Чуть позже, когда это «что-то» оставило попытки вырваться, оно со сверхъестественной силой потянуло меня куда-то вглубь. Не справившись с давлением, я поддался этой силе и отправился туда, где даже тьма казалась простым штришком акварельной краски. И спустя некоторое время, от силы минуты две, меня осенило. Это пространство некогда являлось моим внутренним миром с бесчисленным множеством энергетических каналов. Но сейчас здесь было пусто и даже несколько одиноко. А сила, не обращая внимания на мою сентиментальность, все тащила и тащила меня в неведомые глубины. Вскоре, когда я устал отсчитывать секунды, вдалеке показался мерно сияющий источник. Теперь он походил на баскетбольный мяч. Постепенно мы нагнали его, и тогда я осознал тот факт, что источник действительно падает.
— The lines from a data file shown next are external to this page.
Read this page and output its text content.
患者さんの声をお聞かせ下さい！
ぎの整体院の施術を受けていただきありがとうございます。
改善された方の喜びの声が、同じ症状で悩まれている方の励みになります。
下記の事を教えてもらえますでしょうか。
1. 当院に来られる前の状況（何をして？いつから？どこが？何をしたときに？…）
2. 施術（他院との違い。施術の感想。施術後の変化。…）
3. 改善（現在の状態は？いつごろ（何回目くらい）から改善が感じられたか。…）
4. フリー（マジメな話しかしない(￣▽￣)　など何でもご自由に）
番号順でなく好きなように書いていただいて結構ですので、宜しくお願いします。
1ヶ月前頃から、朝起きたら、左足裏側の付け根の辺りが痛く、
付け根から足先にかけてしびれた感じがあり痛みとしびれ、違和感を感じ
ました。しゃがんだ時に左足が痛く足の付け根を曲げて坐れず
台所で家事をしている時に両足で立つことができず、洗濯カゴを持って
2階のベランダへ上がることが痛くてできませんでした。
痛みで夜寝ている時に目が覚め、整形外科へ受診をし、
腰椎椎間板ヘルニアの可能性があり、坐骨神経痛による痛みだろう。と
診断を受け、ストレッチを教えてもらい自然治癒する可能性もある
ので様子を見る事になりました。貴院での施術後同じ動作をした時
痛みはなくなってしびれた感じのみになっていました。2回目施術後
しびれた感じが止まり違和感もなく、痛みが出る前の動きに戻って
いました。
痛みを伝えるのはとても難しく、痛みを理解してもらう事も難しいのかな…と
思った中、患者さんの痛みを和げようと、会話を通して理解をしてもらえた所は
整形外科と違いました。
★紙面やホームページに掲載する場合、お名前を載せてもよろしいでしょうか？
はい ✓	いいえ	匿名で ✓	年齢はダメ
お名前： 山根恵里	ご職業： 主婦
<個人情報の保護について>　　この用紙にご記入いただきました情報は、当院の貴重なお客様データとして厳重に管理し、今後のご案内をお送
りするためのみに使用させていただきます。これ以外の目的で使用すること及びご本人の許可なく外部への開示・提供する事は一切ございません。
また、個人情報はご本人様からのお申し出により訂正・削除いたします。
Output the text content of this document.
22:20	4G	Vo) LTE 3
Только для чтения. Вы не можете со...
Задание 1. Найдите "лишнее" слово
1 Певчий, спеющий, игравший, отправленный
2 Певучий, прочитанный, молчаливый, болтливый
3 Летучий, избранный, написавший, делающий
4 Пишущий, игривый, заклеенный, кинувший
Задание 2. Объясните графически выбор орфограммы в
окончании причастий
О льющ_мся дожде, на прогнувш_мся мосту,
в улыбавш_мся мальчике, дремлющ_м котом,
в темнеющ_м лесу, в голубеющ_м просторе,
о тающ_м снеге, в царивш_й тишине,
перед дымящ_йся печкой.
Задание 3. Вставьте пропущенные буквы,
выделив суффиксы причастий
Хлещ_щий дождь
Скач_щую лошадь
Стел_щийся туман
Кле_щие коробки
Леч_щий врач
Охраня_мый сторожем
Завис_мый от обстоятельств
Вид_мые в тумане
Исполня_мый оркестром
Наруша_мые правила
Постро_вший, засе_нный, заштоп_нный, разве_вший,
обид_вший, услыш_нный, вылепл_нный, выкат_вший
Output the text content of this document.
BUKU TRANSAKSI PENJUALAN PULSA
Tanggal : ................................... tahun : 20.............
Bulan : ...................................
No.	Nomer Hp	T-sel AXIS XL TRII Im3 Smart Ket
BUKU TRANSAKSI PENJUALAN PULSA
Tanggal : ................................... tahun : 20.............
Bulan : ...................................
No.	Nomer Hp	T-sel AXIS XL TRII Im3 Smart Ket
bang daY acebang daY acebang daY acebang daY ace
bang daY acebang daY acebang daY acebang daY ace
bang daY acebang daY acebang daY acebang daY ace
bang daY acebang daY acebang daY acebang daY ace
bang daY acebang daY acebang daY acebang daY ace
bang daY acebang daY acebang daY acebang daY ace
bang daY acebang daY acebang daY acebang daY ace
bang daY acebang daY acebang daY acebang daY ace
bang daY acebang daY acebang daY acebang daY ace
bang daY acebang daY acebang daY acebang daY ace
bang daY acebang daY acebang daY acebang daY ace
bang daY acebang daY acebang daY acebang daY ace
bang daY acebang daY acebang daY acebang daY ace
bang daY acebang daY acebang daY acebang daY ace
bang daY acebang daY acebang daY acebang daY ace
Но сила оказалась быстрее, и вскоре мы оставили его позади себя.
Не нужно быть семи пядей во лбу, чтобы догадаться, что же я увидел спустя всего пару минут. О да, это была энергия жизни. И здесь не было ни каналов, ни оформленного источника. Чистая энергия в своем великолепии. Бушующее море из светло-серых всполохов. Но стоит присмотреться, и это море сменится ураганом, ветром пламени, обволакивающим тебя, подобно тому, как заботливая мать укутывает в одеяло безмятежно спящего младенца.
А сверху все так же неумолимо приближался шар, созданный энергией мира. Не знаю, что хотел от меня Сонмар и какие техники должны быть применены, но я ничего не сделал: тянущая сила куда-то пропала, и я погрузился в свободное падение. А может быть, я летел или парил, падал или поднимался. Это уже неважно, вокруг лишь пламя и покой, который не нарушала даже приближающаяся звезда. Будто сорвавшись с небосклона, она теперь стремится упасть и полыхнуть так ярко, чтобы все ее подруги, обреченные на вечное существование, страдали от зависти к этой, бесспорно, самой яркой, настоящей жизни. И пусть ей довелось пережить всего одно приключение — сорваться в скоротечном полете, но тем не менее жизнь ее полнее, чем все прочие, однотипные, словно вышедшие из-под клише.
Не закрывая глаз, я раскинул руки и ноги, изображая из себя морскую звезду, и принялся ждать. Еще пара мгновений — и что-то точно произойдет. Может, действительно будет «бабах», который выжжет всю мою суть, а может, и что-то другое. Глупо гадать на эту тему. Люди говорят, что сами вершат свою судьбу, что никто не властен над их жизнью. Отчасти верно и это утверждение. Но что такое судьба? Как ее проследить за столь короткий промежуток времени, как человеческая жизнь? Если кинуть булыжник в соседское окно, можно ли считать судьбой тот факт, что, пролетев с десяток метров, камень врежется в стекло и разобьет его на тысячи мелких осколков? Спустя еще пару минут из дома выбежит разъяренный хозяин и погонится за обидчиком. Считать ли судьбой тот факт, что, пробежав около сотни метров, этот самый мальчик споткнется и упадет на дорогу? И все было бы не так печально, если бы не пьяный студент, которого недавно бросила девушка. Возвращаясь с вечеринки, этот самый студент решит дойти до ларька, где купит самую дешевую бутылку пива. И, выпивая под полной луной, так неудачно вспомнит о девушке, что разбила ему сердце. Срывая злость, он бросит бутылку, которая расколется на несколько кусков. А на следующее утро эти осколки соберет дворник и выбросит в урну. Которую потом опрокинут гуляющие хулиганы. И осколок, выпав из урны, покатится под откос, упадет в реку, где его подберет течение и отнесет куда-то за пару километров. Его прибьет к берегу, и пройдет немало времени, прежде чем к нему подбежит стайка ребятишек. Следящие за ними матери не найдут ничего лучше, кроме как взять этот осколок и зашвырнуть подальше от своих чад.